LDLC en passe de s'offrir Materiel.net

Laurent de la Clergerie, PDG du groupe LDLC, a vendu son premier produit en ligne en 1996. (Crédit D.R)

Laurent de la Clergerie, PDG du groupe LDLC, a vendu son premier produit en ligne en 1996. (Crédit D.R)

LDLC veut s'offrir son concurrent Materiel.net afin d'atteindre « une taille critique » sur un marché français de la distribution de produits high-tech en consolidation. A terme, le groupe pourrait étendre son périmètre à d'autres pays européens.


Le cybermarchand lyonnais LDLC est entré en négociations exclusives avec Domisys en vue d'acquérir 100% du capital de son homologue nantais Materiel.net. Le rapprochement donnerait naissance à un groupe réalisant 480 M€ de chiffre d'affaires et employant 700 collaborateurs. Il disposerait en outre de deux entrepôts logistiques, l'un de 18 000 m² (Materiel.net) et l'autre de 20 000 m² (LDLC). Cette opération, dont le montant n'a pas été communiqué, devrait être finalisée en mars 2016, après avoir été soumise à la consultation des représentants du personnel et à l'approbation de l'Autorité de la Concurrence.

Deux réseaux de boutiques complémentaires

Outre le fait qu'ils commercialisent tous deux des produits high-Tech en ligne, LDLC et Matériel.net ont aussi en commun de disposer d'un réseau de magasins. Le premier en exploite 13 et le second 10. « Il n'y a pas de doublons entre nos boutiques, si ce n'est à Toulouse où nous ne sommes pas sur la même zone de chalandise » précise Laurent de la Clergerie, le président du groupe LDLC. En 2014, Materiel.net a généré un chiffre d'affaires en hausse de 12% à 150,5 M€, ainsi qu'un résultat d'exploitation de 3,6 M€, pour un effectif de 200 salariés.
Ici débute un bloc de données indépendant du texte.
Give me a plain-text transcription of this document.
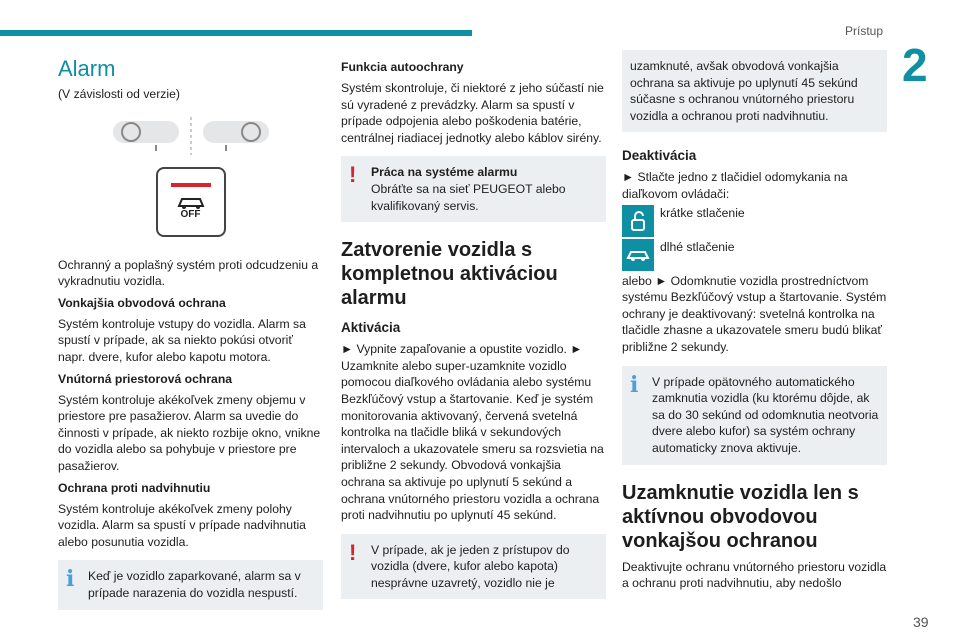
Prístup
2
39
Alarm

(V závislosti od verzie)

OFF

Ochranný a poplašný systém proti odcudzeniu a vykradnutiu vozidla.

Vonkajšia obvodová ochrana

Systém kontroluje vstupy do vozidla. Alarm sa spustí v prípade, ak sa niekto pokúsi otvoriť napr. dvere, kufor alebo kapotu motora.

Vnútorná priestorová ochrana

Systém kontroluje akékoľvek zmeny objemu v priestore pre pasažierov. Alarm sa uvedie do činnosti v prípade, ak niekto rozbije okno, vnikne do vozidla alebo sa pohybuje v priestore pre pasažierov.

Ochrana proti nadvihnutiu

Systém kontroluje akékoľvek zmeny polohy vozidla. Alarm sa spustí v prípade nadvihnutia alebo posunutia vozidla.

i	Keď je vozidlo zaparkované, alarm sa v prípade narazenia do vozidla nespustí.

Funkcia autoochrany

Systém skontroluje, či niektoré z jeho súčastí nie sú vyradené z prevádzky. Alarm sa spustí v prípade odpojenia alebo poškodenia batérie, centrálnej riadiacej jednotky alebo káblov sirény.

!	Práca na systéme alarmu

Obráťte sa na sieť PEUGEOT alebo kvalifikovaný servis.

Zatvorenie vozidla s kompletnou aktiváciou alarmu
Aktivácia

► Vypnite zapaľovanie a opustite vozidlo. ► Uzamknite alebo super-uzamknite vozidlo pomocou diaľkového ovládania alebo systému Bezkľúčový vstup a štartovanie. Keď je systém monitorovania aktivovaný, červená svetelná kontrolka na tlačidle bliká v sekundových intervaloch a ukazovatele smeru sa rozsvietia na približne 2 sekundy. Obvodová vonkajšia ochrana sa aktivuje po uplynutí 5 sekúnd a ochrana vnútorného priestoru vozidla a ochrana proti nadvihnutiu po uplynutí 45 sekúnd.

!	V prípade, ak je jeden z prístupov do vozidla (dvere, kufor alebo kapota) nesprávne uzavretý, vozidlo nie je

uzamknuté, avšak obvodová vonkajšia ochrana sa aktivuje po uplynutí 45 sekúnd súčasne s ochranou vnútorného priestoru vozidla a ochranou proti nadvihnutiu.

Deaktivácia

► Stlačte jedno z tlačidiel odomykania na diaľkovom ovládači:

krátke stlačenie

dlhé stlačenie

alebo ► Odomknutie vozidla prostredníctvom systému Bezkľúčový vstup a štartovanie. Systém ochrany je deaktivovaný: svetelná kontrolka na tlačidle zhasne a ukazovatele smeru budú blikať približne 2 sekundy.

i	V prípade opätovného automatického zamknutia vozidla (ku ktorému dôjde, ak sa do 30 sekúnd od odomknutia neotvoria dvere alebo kufor) sa systém ochrany automaticky znova aktivuje.

Uzamknutie vozidla len s aktívnou obvodovou vonkajšou ochranou

Deaktivujte ochranu vnútorného priestoru vozidla a ochranu proti nadvihnutiu, aby nedošlo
Avec ses 285,7 M€ de revenus annuels et son résultat opérationnel courant de 10 M€, LDLC pèse plus lourd. Une avance qu'il doit peut-être en partie au fait d'avoir été créé en 1996, soit quatre ans plus tôt que Materiel.net.

Laurent de la Clergerie ne cache pas que l'un des buts du rapprochement de LDLC et de Materiel.net est de continuer à positionner l'entreprise qu'il a créée en concurrente de la Fnac. Le revendeur se devait en effet de réagir au rapprochement de la Fnac et de Darty. « Il faut de toutes façon gagner en taille au vue de la consolidation importante que connaît le secteur de la distribution de produits High-tech. Outre le rachat de Darty par la Fnac, il y aussi ceux de Rue Du Commerce par Carrefour et de Grosbill par Mutares », explique le dirigeant.

Les deux marques et leurs spécificités devraient être conservées

S'agissant de la stratégie du nouvel ensemble LDLC - Materiel.net, rien n'est encore définitivement fixé. A ce stade, on peut seulement anticiper le fait que les deux marques ainsi que leur positionnement devraient être conservés. De fait, LDLC continuerait de croquer des parts sur le marché de l'électronique grand public, tandis que Materiel.net continuera de développer ses ventes auprès des professionnels avec un focus sur la vente de composants et de produits de niche. « Materiel.net totalise 14 000 références et nous 30 000. Elles seront disponibles pour l'ensemble des clients », assure Laurent de la Clergerie.

Le rapprochement des deux entreprises va aussi être l'opportunité pour LDLC de continuer l'expansion de son réseau de boutiques en accélérant le rythme d'ouvertures. L'objectif est maintenant d'en inaugurer une par mois et d'être ainsi certains de disposer de 40 magasins d'ici 2018. L'acquisition lui permettrait aussi de devenir le cinquième e-commerçant français, si l'on se réfère au classement publié par e-magazine en juin 2015. « Si notre objectif à très court terme n'excède pas les 500 M€ de revenus, nous espérons doubler notre chiffre d'affaires d'ici 5 ans », commente Laurent de la Clergerie. Un objectif qui pourrait passer par d'autres opérations de croissance externe qui permettraient à LDLC d'étendre ses activités au-delà du marché français. « Nous envisageons de nous implanter à l'étranger, certainement en Angleterre, en Espagne ou en Italie. Nous sommes en réflexion et en pleine étude mais notre évolution passera par de nouvelles acquisitions », indique le dirigeant.